Help with Discerner

This information will help you interpret text comparisons and use the Discerner interface more effectively. If you have questions, please contact us. Here are the available help sections:

Line Comparison
Section Comparison
Line List
Text Comparison
Section Table
Magnitude
Match
FAQ

Line Comparison

A line comparison consists of matches between words in a single line of a primary text and words in a secondary text. Below is an example of a line comparison. A line of the primary text is on the left. A line of the secondary text is on the right. Matches are in red.

Line Comparison to One Line

Each line has a header. The header includes a magnitude, a reference, and an expand or collapse icon. The magnitude is a number in a colored oval that indicates the combined strength of matches between words in the primary and secondary lines. The reference is a text name and line number that identifies the sequence of the line within its text. And the expand or collapse icon is coupled arrows pointing inward or outward that enable you to show or hide the words in the line.

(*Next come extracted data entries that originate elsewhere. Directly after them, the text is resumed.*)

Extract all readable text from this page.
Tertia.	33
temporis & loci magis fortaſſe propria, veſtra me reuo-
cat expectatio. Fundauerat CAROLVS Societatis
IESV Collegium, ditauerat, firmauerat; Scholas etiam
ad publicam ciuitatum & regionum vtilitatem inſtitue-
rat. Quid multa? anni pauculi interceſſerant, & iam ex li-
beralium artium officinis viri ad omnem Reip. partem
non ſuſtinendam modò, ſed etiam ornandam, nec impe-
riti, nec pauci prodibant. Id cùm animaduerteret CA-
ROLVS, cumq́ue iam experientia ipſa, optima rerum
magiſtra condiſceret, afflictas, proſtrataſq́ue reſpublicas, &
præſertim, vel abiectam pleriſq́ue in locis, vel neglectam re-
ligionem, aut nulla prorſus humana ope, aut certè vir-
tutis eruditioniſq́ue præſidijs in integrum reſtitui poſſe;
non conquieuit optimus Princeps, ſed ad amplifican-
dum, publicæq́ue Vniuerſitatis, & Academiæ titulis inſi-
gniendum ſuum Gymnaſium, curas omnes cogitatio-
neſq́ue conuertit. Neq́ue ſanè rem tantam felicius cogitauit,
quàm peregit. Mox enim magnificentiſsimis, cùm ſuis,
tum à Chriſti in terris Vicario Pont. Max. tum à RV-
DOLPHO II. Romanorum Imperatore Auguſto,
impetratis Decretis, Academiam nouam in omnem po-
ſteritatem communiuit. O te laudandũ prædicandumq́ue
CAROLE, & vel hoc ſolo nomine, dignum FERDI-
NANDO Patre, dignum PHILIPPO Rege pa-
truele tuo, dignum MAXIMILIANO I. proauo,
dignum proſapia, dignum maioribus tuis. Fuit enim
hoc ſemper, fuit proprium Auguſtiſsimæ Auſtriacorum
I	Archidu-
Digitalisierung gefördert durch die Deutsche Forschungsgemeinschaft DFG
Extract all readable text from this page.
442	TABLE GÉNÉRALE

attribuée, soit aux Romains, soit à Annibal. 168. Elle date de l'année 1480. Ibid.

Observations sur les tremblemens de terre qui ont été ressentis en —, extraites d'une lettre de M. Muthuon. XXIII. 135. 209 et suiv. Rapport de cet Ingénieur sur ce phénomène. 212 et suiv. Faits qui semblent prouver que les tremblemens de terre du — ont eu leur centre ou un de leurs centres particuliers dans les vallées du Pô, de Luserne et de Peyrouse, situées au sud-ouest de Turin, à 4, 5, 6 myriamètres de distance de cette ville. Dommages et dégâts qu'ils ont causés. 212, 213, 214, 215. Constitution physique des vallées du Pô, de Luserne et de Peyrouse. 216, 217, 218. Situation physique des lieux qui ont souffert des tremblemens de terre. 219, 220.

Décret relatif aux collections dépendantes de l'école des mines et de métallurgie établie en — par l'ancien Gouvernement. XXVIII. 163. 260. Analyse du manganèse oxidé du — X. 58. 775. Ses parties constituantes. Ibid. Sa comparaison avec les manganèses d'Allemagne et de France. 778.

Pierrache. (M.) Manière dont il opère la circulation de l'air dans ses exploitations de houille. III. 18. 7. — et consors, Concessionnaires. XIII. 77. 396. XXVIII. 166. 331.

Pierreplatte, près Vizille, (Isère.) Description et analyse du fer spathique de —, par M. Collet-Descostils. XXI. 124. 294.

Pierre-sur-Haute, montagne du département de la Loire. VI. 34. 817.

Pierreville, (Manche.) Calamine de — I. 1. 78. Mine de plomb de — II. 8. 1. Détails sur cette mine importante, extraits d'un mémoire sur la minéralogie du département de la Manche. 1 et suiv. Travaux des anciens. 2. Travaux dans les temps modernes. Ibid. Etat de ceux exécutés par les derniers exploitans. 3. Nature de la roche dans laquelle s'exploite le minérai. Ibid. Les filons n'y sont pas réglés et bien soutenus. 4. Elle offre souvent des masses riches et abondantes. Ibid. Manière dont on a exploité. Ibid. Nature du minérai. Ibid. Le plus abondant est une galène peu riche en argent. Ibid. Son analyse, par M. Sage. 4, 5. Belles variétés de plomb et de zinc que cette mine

Each line comparison has a colored border along the left side. The color corresponds to the color of the magnitude of the primary line.

Below is another example of a line comparison. A line of the primary text is on the left. Its header indicates that it is a strong match with the secondary lines at magnitude 15+. It is line one in "Article 2 Section 4". And it is expanded to show the words of the line.

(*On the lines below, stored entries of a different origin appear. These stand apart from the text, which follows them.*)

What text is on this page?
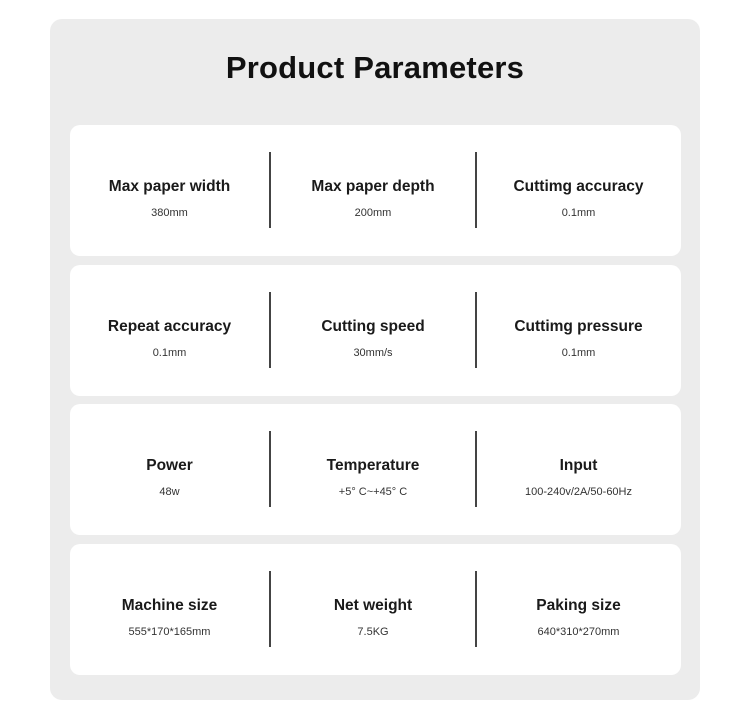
Product Parameters
Max paper width
380mm
Max paper depth
200mm
Cuttimg accuracy
0.1mm
Repeat accuracy
0.1mm
Cutting speed
30mm/s
Cuttimg pressure
0.1mm
Power
48w
Temperature
+5° C~+45° C
Input
100-240v/2A/50-60Hz
Machine size
555*170*165mm
Net weight
7.5KG
Paking size
640*310*270mm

Three lines of the secondary text are on the right. The first is line five of "Federalist 69", and it is a strong match with the primary line at magnitude 15+. The second is line seven of "Federalist 69", and it is a weak match with the primary line at magnitude 13. The third is line ten of "Federalist 69". It is also a weak match with the primary line at magnitude 13. And it is collapsed to hide the words of the line.

Line Comparison to Multiple Lines

Section Comparison

A section comparison consists of one or more line comparisons and their aggregated statistics for a single section of a primary text and a secondary text. Each section comparison has a header, a summary, and a line list.

The header includes a title and breadcrumbs. The title identifies the relevant primary section and secondary text. The breadcrumbs link to any text comparisons of which the section comparison may be a part.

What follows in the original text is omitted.